The first round, which was unveiled on the evening of February 26—new artworks will be installed in June and again in October—consists of videos, sculptures, photographs, paintings, and mixed-media work by more than 30 artists, who are either students or alumni of the School of Visual Arts, Vassar College, Bard’s Milton Avery Graduate School of the Arts, SUNY New Paltz, the College of St. Rose, and School of the Art Institute of Chicago. On opening night, a lively crowd descended upon Catskill’s main drag, clustering around each well-lit storefront-cum-art display, spilling into ancillary attractions, such as the group show of works in paper at the council’s exhibition space, and eventually pooling at Brik Gallery, filled with videos and photographs by MFA candidates in SVA’s photography program, where a party was under way.
Conceived as a kind of theater space for commodities—what Baudelaire famously described as “the great poem of display”—storefront windows (here handsomely embellished with Italianate bracketed overhangs) occupy the fascinating border between public and private space.
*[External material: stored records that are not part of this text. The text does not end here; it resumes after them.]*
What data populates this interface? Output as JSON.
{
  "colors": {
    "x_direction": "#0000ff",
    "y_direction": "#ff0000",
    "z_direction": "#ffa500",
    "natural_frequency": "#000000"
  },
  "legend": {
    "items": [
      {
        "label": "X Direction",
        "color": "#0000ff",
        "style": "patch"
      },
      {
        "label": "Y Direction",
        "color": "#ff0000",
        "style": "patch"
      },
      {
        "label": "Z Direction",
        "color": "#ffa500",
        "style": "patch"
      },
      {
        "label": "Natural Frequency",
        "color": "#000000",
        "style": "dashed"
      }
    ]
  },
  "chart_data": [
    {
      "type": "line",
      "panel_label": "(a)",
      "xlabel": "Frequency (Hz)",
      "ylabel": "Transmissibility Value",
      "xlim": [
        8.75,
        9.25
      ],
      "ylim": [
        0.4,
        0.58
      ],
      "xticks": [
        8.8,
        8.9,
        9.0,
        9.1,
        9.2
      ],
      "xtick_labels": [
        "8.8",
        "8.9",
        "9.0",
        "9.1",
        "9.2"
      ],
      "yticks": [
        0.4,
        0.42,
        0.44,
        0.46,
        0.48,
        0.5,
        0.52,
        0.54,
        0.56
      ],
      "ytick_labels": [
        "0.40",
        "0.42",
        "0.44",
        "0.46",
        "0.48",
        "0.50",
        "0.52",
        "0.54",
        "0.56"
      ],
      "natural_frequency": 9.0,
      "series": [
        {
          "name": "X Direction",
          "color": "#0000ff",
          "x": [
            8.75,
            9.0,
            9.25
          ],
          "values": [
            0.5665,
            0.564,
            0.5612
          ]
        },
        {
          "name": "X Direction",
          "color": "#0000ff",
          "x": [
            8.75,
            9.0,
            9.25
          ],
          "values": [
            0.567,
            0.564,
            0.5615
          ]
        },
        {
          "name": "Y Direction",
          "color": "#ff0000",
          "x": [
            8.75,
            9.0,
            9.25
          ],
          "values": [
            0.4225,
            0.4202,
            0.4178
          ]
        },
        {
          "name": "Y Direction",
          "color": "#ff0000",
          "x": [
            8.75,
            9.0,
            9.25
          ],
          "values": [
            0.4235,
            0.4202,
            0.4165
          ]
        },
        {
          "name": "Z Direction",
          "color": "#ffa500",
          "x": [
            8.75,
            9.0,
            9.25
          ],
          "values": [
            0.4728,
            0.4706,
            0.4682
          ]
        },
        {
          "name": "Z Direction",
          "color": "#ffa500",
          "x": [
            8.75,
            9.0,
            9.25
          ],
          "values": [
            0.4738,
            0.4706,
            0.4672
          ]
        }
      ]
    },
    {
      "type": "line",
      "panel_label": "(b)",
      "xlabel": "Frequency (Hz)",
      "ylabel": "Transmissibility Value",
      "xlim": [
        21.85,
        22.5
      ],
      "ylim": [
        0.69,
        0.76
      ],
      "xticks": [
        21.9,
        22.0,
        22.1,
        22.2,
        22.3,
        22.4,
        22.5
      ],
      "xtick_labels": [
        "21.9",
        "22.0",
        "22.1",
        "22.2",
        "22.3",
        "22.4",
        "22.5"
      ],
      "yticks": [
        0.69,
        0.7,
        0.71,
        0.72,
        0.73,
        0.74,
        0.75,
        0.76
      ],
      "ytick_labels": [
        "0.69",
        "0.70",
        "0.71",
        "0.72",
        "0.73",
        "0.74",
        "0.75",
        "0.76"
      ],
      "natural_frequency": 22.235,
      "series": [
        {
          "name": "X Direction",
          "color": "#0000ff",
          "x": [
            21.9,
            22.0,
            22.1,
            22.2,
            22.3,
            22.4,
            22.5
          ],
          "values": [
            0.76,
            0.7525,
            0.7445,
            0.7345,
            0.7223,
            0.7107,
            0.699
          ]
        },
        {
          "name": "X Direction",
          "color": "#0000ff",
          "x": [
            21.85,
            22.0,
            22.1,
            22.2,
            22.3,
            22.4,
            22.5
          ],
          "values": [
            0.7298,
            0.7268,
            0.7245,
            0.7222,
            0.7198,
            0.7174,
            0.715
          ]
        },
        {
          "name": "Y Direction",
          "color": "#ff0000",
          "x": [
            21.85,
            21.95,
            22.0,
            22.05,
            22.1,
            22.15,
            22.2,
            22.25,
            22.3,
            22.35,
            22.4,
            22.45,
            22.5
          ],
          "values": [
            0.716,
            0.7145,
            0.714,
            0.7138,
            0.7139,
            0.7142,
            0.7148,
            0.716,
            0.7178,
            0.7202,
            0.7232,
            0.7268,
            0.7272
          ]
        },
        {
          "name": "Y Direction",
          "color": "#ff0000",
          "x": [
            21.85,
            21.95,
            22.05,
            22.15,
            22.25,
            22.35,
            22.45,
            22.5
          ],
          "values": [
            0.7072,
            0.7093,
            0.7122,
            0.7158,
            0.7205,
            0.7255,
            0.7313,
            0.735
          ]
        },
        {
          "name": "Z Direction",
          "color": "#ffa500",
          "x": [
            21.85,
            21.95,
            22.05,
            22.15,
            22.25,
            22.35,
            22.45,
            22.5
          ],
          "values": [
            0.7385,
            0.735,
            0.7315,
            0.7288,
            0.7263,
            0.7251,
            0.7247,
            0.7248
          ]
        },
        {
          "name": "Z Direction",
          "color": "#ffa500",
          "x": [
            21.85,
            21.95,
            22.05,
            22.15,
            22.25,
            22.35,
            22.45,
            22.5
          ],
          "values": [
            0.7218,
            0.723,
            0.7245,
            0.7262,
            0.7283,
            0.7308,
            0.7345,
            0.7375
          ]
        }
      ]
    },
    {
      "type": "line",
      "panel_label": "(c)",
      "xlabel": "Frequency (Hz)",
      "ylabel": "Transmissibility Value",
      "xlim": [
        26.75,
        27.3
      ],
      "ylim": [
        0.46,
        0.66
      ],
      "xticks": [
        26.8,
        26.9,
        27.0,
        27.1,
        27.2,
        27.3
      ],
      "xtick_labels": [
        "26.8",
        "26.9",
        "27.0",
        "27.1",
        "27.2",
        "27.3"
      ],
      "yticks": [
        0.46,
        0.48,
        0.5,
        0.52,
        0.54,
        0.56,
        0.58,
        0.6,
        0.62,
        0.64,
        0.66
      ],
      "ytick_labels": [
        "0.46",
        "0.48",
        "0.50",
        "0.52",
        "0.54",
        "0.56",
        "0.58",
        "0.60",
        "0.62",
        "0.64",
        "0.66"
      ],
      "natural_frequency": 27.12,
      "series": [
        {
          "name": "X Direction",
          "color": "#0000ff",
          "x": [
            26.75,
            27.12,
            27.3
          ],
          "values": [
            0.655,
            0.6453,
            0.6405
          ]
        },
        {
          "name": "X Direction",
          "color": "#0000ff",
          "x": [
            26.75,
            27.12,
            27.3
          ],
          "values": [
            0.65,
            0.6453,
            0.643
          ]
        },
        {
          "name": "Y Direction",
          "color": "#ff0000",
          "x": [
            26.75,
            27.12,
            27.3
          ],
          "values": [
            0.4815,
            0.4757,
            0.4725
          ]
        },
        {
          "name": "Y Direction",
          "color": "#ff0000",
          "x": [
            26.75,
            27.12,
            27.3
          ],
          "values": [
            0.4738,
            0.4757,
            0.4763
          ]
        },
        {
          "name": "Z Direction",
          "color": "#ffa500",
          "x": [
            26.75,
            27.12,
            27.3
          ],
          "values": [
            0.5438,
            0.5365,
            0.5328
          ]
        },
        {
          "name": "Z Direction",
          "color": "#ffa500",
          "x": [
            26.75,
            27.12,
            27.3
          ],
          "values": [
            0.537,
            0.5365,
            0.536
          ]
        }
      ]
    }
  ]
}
The most successful “New Masters on Main Street” installations play with this contextual gray area, reflecting upon or intruding into their real-life settings and transforming them into dreamlike realms.
For example, the private-viewing tableau created by Noe Kidder in her piece, GOAD, incorporates a silent movie shown on a TV, a frame within a frame that telescopes and isolates a communal art form that once drew crowds to downtown. The film is a grainy black-and-white rendition of Samuel Beckett’s mime, Act without Words II, and the TV is perched on an antique cabinet against a blue-painted wall—now playing to a nonexistent audience, symbolized by the empty, rush-seated chair.
Another window resembles a gigantic light box, hung with four photographs by Joseph Tripi. The nonchalant images, which include two bleak, featureless landscapes of the northern Plains and a vintage Impala bathed in the amber, faded colors of an old snapshot, evoke an America of understated possibilities, which lends a Hopperesque poignancy to the adjoining real-life tableau of the matching storefront, its black, Deco-era Cosmetics sign still intact in the transom and a sign advertising a tax return service pasted on the glass, saturnine in the green light.
The most exciting piece is Jesse Cain’s large-scale twin video installation recording his disassembling and re-assembling of a car in his garage. The rear-screen projections completely fill the windows of two storefronts, which flash in the night like drive-in movie screens, the cryptic goings-on consisting of a hand appearing and withdrawing over the abstracted close ups of engine parts. The real-time videos, turned on at dusk, run for 13 hours, imbuing the arcana of auto mechanics with meditative mysticism. One passes the car mechanic’s lot across the street with newfound respect. While some of the artworks, notably Jaleesa Johnston’s lush narrative paintings, are eye candy, drawing attention to the cloistered interiors, the show’s ultimate aesthetic reverberates back onto the street, the cadence of door, window, and wall vested with fresh, mysterious beauty.